Этот сопляк уже, похоже, наложил в штаны. Если бы не зеленка, я, возможно, так и не узнал бы о происходящем в моем отряде. Мне захотелось повернуться и разбить Николаю нос, но я лишь ускорил шаг.
Продвагон темен и тих, как преисподняя. Я стукнул по дощатой двери кулаком.
– Кто? – голос Машеньки сонный и злой.
Не отвечая, я постучал снова.
– Я сейчас тебе по башке постучу.
Начальник продвагона появился в дверном проеме, тускло освещенный огнем печки. Я ударил по заспанной роже кулаком, вложив в удар всю силу, на которую способен. Машенька спиной упал в вагон, что-то загремело, должно быть, опрокинулись коробки с пайками. Я вошел, пропустил Николая, закрыл дверь.
– Конунг? – прохрипел Машенька, держась за разбитый рот. Между пальцами показались темные струйки. Он осоловело таращился, еще не понимая, что происходит.
Мало-помалу его взгляд очистился, изумление сменила звериная настороженность.
– Ты ох. ел, конунг?
– Мразь.
Ярость прорвала плотину. Не видя ничего вокруг, я сшиб Машеньку с ног и принялся избивать, не давая отчета, куда именно попадают носы кованых ботинок.
– Конунг, прекрати, – крик Николая донесся до меня из-за границы моей ярости.
Машенька лежал на полу лицом в потолок, в окружении коробок с пайками, рот его пузырился красным. На черепе кожа рассечена, показалась кость, спутанные черные волосы запеклись кровью.
– Возьми, – я достал из-за пояса и протянул Николаю нож.
Он отшатнулся.
– Чего же ты, Николай? Прикончи его, ведь он мучил тебя.
– Спрячь нож, конунг, – пробормотал Николай.
– Уверен?
– Спрячь.
Я сунул нож за пояс.
– Тогда пойдем отсюда.
Однако прежде чем мы покинули вагон, Николай задержался над своим мучителем, плюнул ему в лицо.
– Сволочь, – процедил сквозь зубы.
3. Кастрат
До Твери остался один перегон, и я приказал Олегычу слишком не усердствовать: питеры могли взорвать мост, либо раскурочить железнодорожное полотно.
Стрелки, уже предупрежденные, что в Твери нас ждет отнюдь не зачистка, сидели по вагонам нахохленные, злые, полные нехороших предчувствий. Мои слова о том, что у каждого есть возможность стать героем, первым москвитом, схлестнувшимся с питерами, не возымели действия. Самир буркнул в моем присутствии: «Конунгу известен рецепт нашей смерти». Я предпочел сделать вид, что ничего не услышал.
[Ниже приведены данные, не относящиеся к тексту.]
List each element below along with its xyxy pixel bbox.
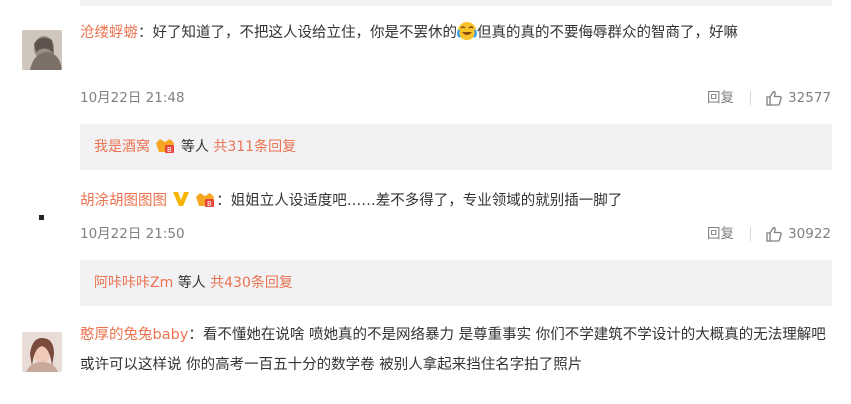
comment-text: 姐姐立人设适度吧……差不多得了，专业领域的就别插一脚了 [230, 193, 623, 209]
reply-count-link[interactable]: 共311条回复 [213, 139, 296, 155]
like-button[interactable]: 32577 [765, 86, 831, 110]
previous-subthread-box [80, 0, 832, 6]
reply-button[interactable]: 回复 [707, 222, 734, 246]
like-count: 30922 [788, 226, 831, 242]
comment-username[interactable]: 沧缕蜉蝣 [80, 25, 138, 41]
comment-time: 10月22日 21:50 [80, 226, 185, 242]
avatar[interactable] [22, 195, 62, 235]
avatar[interactable] [22, 332, 62, 372]
reply-button[interactable]: 回复 [707, 86, 734, 110]
comment-feed: 沧缕蜉蝣：好了知道了，不把这人设给立住，你是不罢休的 但真的真的不要侮辱群众的智商… [0, 0, 851, 404]
comment-username[interactable]: 胡涂胡图图图 [80, 193, 167, 209]
subthread-box[interactable]: 阿咔咔咔Zm 等人 共430条回复 [80, 260, 832, 306]
svg-text:B: B [207, 200, 212, 208]
subthread-username[interactable]: 我是酒窝 [94, 139, 150, 155]
subthread-box[interactable]: 我是酒窝 B 等人 共311条回复 [80, 124, 832, 170]
vip-badge-icon: B [154, 124, 176, 170]
comment-time: 10月22日 21:48 [80, 90, 185, 106]
subthread-username[interactable]: 阿咔咔咔Zm [94, 275, 173, 291]
comment-text: 好了知道了，不把这人设给立住，你是不罢休的 [152, 25, 458, 41]
thumbs-up-icon [766, 90, 782, 106]
thumbs-up-icon [766, 226, 782, 242]
like-button[interactable]: 30922 [765, 222, 831, 246]
divider [750, 227, 752, 241]
avatar[interactable] [22, 30, 62, 70]
comment-username[interactable]: 憨厚的兔兔baby [80, 327, 188, 343]
reply-count-link[interactable]: 共430条回复 [210, 275, 293, 291]
divider [750, 91, 752, 105]
vip-badge-icon: B [194, 186, 216, 216]
comment-text-cont: 但真的真的不要侮辱群众的智商了，好嘛 [477, 25, 738, 41]
svg-text:B: B [167, 146, 172, 154]
verified-v-icon [172, 186, 190, 216]
crying-laugh-emoji-icon [457, 21, 477, 41]
like-count: 32577 [788, 90, 831, 106]
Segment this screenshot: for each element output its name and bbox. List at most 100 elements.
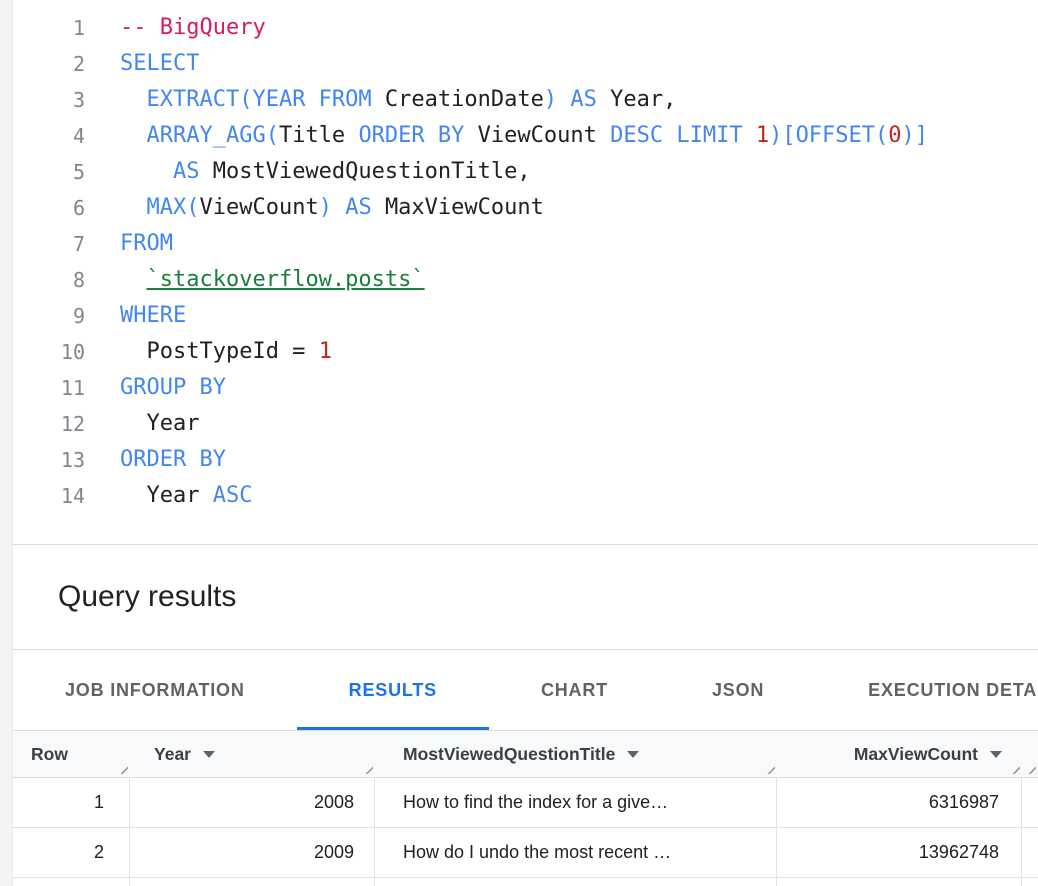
- code-token: OFFSET(: [796, 123, 889, 148]
- results-tab-bar: JOB INFORMATIONRESULTSCHARTJSONEXECUTION…: [13, 650, 1038, 731]
- code-token: CreationDate: [385, 87, 544, 112]
- code-token: ASC: [213, 483, 253, 508]
- code-line: 7 FROM: [13, 226, 1038, 262]
- tab-chart[interactable]: CHART: [489, 650, 660, 730]
- code-text: Year: [85, 406, 199, 442]
- line-number: 11: [13, 370, 85, 406]
- line-number: 14: [13, 478, 85, 514]
- sql-editor[interactable]: 1 -- BigQuery 2SELECT3 EXTRACT(YEAR FROM C…: [13, 0, 1038, 545]
- table-row: 12008How to find the index for a give…63…: [13, 778, 1038, 828]
- table-cell: [375, 878, 777, 886]
- tab-json[interactable]: JSON: [660, 650, 816, 730]
- editor-lines: 1 -- BigQuery 2SELECT3 EXTRACT(YEAR FROM C…: [13, 10, 1038, 514]
- code-text: -- BigQuery: [85, 10, 266, 46]
- code-token: ORDER BY: [358, 123, 477, 148]
- code-text: PostTypeId = 1: [85, 334, 332, 370]
- code-token: MaxViewCount: [385, 195, 544, 220]
- table-cell: 2009: [130, 828, 375, 878]
- code-token: 1: [756, 123, 769, 148]
- line-number: 8: [13, 262, 85, 298]
- query-results-header: Query results: [13, 545, 1038, 650]
- line-number: 4: [13, 118, 85, 154]
- table-cell-filler: [1022, 778, 1038, 828]
- table-cell: 2008: [130, 778, 375, 828]
- code-line: 2SELECT: [13, 46, 1038, 82]
- line-number: 12: [13, 406, 85, 442]
- code-token: GROUP BY: [120, 375, 226, 400]
- code-token: AS: [120, 159, 213, 184]
- query-results-title: Query results: [58, 580, 236, 614]
- code-token: `stackoverflow.posts`: [147, 267, 425, 292]
- table-cell: [777, 878, 1022, 886]
- code-token: )]: [902, 123, 929, 148]
- code-line: 4 ARRAY_AGG(Title ORDER BY ViewCount DES…: [13, 118, 1038, 154]
- table-row: 22009How do I undo the most recent …1396…: [13, 828, 1038, 878]
- code-token: Year: [120, 483, 213, 508]
- line-number: 6: [13, 190, 85, 226]
- line-number: 7: [13, 226, 85, 262]
- code-token: EXTRACT(: [120, 87, 252, 112]
- tab-job-information[interactable]: JOB INFORMATION: [13, 650, 297, 730]
- table-cell: 13962748: [777, 828, 1022, 878]
- code-token: ViewCount: [478, 123, 610, 148]
- code-text: EXTRACT(YEAR FROM CreationDate) AS Year,: [85, 82, 676, 118]
- column-menu-icon[interactable]: [627, 751, 639, 758]
- column-header-row[interactable]: Row: [13, 731, 130, 777]
- line-number: 5: [13, 154, 85, 190]
- tab-execution-details[interactable]: EXECUTION DETAILS: [816, 650, 1038, 730]
- column-header-year[interactable]: Year: [130, 731, 375, 777]
- code-text: WHERE: [85, 298, 186, 334]
- table-header-row: Row Year MostViewedQuestionTitle MaxViewCou…: [13, 731, 1038, 778]
- code-text: MAX(ViewCount) AS MaxViewCount: [85, 190, 544, 226]
- column-header-label: Row: [31, 744, 68, 765]
- table-cell: How to find the index for a give…: [375, 778, 777, 828]
- code-line: 8 `stackoverflow.posts`: [13, 262, 1038, 298]
- line-number: 3: [13, 82, 85, 118]
- code-text: `stackoverflow.posts`: [85, 262, 425, 298]
- line-number: 9: [13, 298, 85, 334]
- code-text: SELECT: [85, 46, 199, 82]
- line-number: 1: [13, 10, 85, 46]
- code-text: FROM: [85, 226, 173, 262]
- code-line: 9WHERE: [13, 298, 1038, 334]
- column-resize-handle[interactable]: [1009, 763, 1020, 774]
- table-row-partial: [13, 878, 1038, 886]
- column-resize-handle[interactable]: [1025, 763, 1036, 774]
- code-line: 3 EXTRACT(YEAR FROM CreationDate) AS Yea…: [13, 82, 1038, 118]
- code-token: -- BigQuery: [120, 15, 266, 40]
- table-cell: 6316987: [777, 778, 1022, 828]
- column-header-mostviewedquestiontitle[interactable]: MostViewedQuestionTitle: [375, 731, 777, 777]
- code-text: ORDER BY: [85, 442, 226, 478]
- code-token: Year,: [610, 87, 676, 112]
- column-resize-handle[interactable]: [117, 763, 128, 774]
- column-header-label: MostViewedQuestionTitle: [403, 744, 615, 765]
- code-text: GROUP BY: [85, 370, 226, 406]
- column-resize-handle[interactable]: [362, 763, 373, 774]
- column-resize-handle[interactable]: [764, 763, 775, 774]
- column-header-label: MaxViewCount: [854, 744, 978, 765]
- code-line: 13 ORDER BY: [13, 442, 1038, 478]
- code-token: FROM: [120, 231, 173, 256]
- code-token: DESC LIMIT: [610, 123, 756, 148]
- line-number: 13: [13, 442, 85, 478]
- code-token: ) AS: [544, 87, 610, 112]
- column-menu-icon[interactable]: [203, 751, 215, 758]
- code-token: )[: [769, 123, 796, 148]
- code-token: ORDER BY: [120, 447, 226, 472]
- code-token: SELECT: [120, 51, 199, 76]
- table-cell: 1: [13, 778, 130, 828]
- code-token: 0: [888, 123, 901, 148]
- column-header-filler: [1022, 731, 1038, 777]
- left-gutter-strip: [0, 0, 13, 886]
- code-text: Year ASC: [85, 478, 252, 514]
- code-line: 6 MAX(ViewCount) AS MaxViewCount: [13, 190, 1038, 226]
- code-line: 1 -- BigQuery: [13, 10, 1038, 46]
- column-header-maxviewcount[interactable]: MaxViewCount: [777, 731, 1022, 777]
- code-token: MostViewedQuestionTitle,: [213, 159, 531, 184]
- column-menu-icon[interactable]: [990, 751, 1002, 758]
- code-token: Year: [120, 411, 199, 436]
- table-cell: 2: [13, 828, 130, 878]
- code-token: [120, 267, 147, 292]
- tab-results[interactable]: RESULTS: [297, 650, 489, 730]
- code-token: YEAR FROM: [252, 87, 384, 112]
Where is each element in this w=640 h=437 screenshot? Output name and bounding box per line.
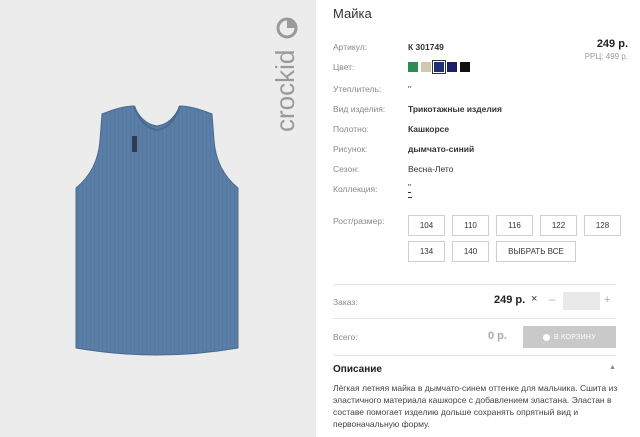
select-all-sizes-button[interactable]: ВЫБРАТЬ ВСЕ (496, 241, 576, 262)
article-value: К 301749 (408, 42, 444, 52)
quantity-input[interactable] (563, 292, 600, 310)
season-label: Сезон: (333, 164, 360, 174)
collection-value[interactable]: " (408, 183, 412, 193)
total-label: Всего: (333, 332, 358, 342)
cart-icon (542, 333, 550, 341)
size-button-128[interactable]: 128 (584, 215, 621, 236)
order-price: 249 р. (494, 294, 526, 306)
collection-dash (408, 197, 412, 198)
color-swatch-navy[interactable] (447, 62, 457, 72)
add-to-cart-label: В КОРЗИНУ (553, 333, 597, 341)
tank-top-image (75, 105, 239, 356)
color-swatch-beige[interactable] (421, 62, 431, 72)
total-price: 0 р. (488, 330, 507, 342)
size-button-116[interactable]: 116 (496, 215, 533, 236)
size-label: Рост/размер: (333, 216, 385, 226)
article-label: Артикул: (333, 42, 368, 52)
collection-label: Коллекция: (333, 184, 378, 194)
color-swatch-black[interactable] (460, 62, 470, 72)
description-text: Лёгкая летняя майка в дымчато-синем отте… (333, 383, 618, 429)
description-title[interactable]: Описание (333, 364, 382, 375)
season-value: Весна-Лето (408, 164, 454, 174)
color-swatch-green[interactable] (408, 62, 418, 72)
order-label: Заказ: (333, 297, 358, 307)
svg-text:crockid: crockid (270, 50, 300, 132)
rrp-price: РРЦ: 499 р. (584, 52, 628, 61)
brand-logo: crockid (270, 17, 300, 132)
color-swatch-navy-selected[interactable] (432, 60, 446, 74)
divider (333, 355, 616, 356)
color-label: Цвет: (333, 62, 355, 72)
size-button-134[interactable]: 134 (408, 241, 445, 262)
color-swatches (408, 60, 470, 74)
size-button-104[interactable]: 104 (408, 215, 445, 236)
remove-icon[interactable]: × (531, 293, 537, 305)
insulation-label: Утеплитель: (333, 84, 382, 94)
size-button-110[interactable]: 110 (452, 215, 489, 236)
product-title: Майка (333, 6, 372, 21)
quantity-decrement-button[interactable]: – (549, 294, 555, 306)
pattern-value: дымчато-синий (408, 144, 475, 154)
quantity-increment-button[interactable]: + (604, 294, 610, 306)
chevron-up-icon[interactable]: ▲ (609, 364, 616, 371)
divider (333, 284, 616, 285)
type-value: Трикотажные изделия (408, 104, 502, 114)
divider (333, 318, 616, 319)
fabric-label: Полотно: (333, 124, 369, 134)
pattern-label: Рисунок: (333, 144, 368, 154)
product-photo[interactable]: crockid (0, 0, 316, 437)
size-options: 104 110 116 122 128 134 140 ВЫБРАТЬ ВСЕ (408, 215, 626, 262)
insulation-value: " (408, 84, 412, 94)
size-button-122[interactable]: 122 (540, 215, 577, 236)
add-to-cart-button[interactable]: В КОРЗИНУ (523, 326, 616, 348)
product-price: 249 р. (596, 38, 628, 50)
size-button-140[interactable]: 140 (452, 241, 489, 262)
fabric-value: Кашкорсе (408, 124, 450, 134)
type-label: Вид изделия: (333, 104, 386, 114)
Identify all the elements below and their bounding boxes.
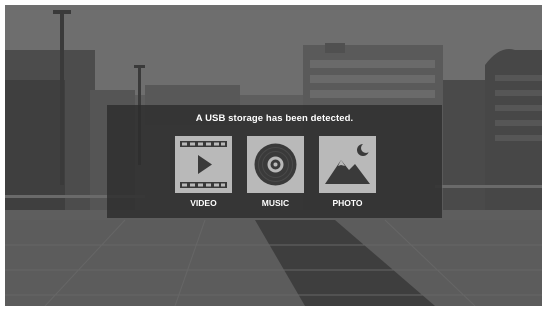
photo-tile[interactable] (319, 136, 376, 193)
video-film-icon (180, 141, 227, 188)
video-option[interactable]: VIDEO (175, 136, 232, 208)
music-label: MUSIC (261, 198, 290, 208)
usb-detected-message: A USB storage has been detected. (195, 113, 354, 124)
music-tile[interactable] (247, 136, 304, 193)
music-disc-icon (254, 143, 297, 186)
video-tile[interactable] (175, 136, 232, 193)
music-option[interactable]: MUSIC (247, 136, 304, 208)
photo-label: PHOTO (332, 198, 363, 208)
photo-option[interactable]: PHOTO (319, 136, 376, 208)
tv-screen: A USB storage has been detected. VIDEO M… (5, 5, 542, 306)
video-label: VIDEO (190, 198, 217, 208)
photo-landscape-icon (325, 143, 371, 184)
usb-detected-dialog: A USB storage has been detected. VIDEO M… (107, 105, 442, 218)
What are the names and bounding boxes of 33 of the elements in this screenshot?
Я не мог ни в чем винить бойцов, так как ощущение, что мой поезд идет в никуда, не покидало меня, и это несмотря на то, что план внезапной блокировки противника на развалинах города, уничтожения техники, сформировался в моей голове и нельзя сказать, чтобы он был плохим. Но одно дело, – план, другое – его воплощение. Уж очень густыми красками описывал Шрам силу питеров. Да, Шрам. Что же с ним сталось? Неужели его сожрали твари? Удастся ли найти другого осведомителя?
– Николай, ты помнишь Шрама?
Истопник возился у печки, пытаясь всунуть в узкое отверстие толстое полено. Мы с ним, даром, что жили в одной теплушке, разговаривали мало, и каждый раз Николай вздрагивал от звука моего голоса. Вздрогнул он и сейчас, как мне показалось, несколько резче, чем обычно.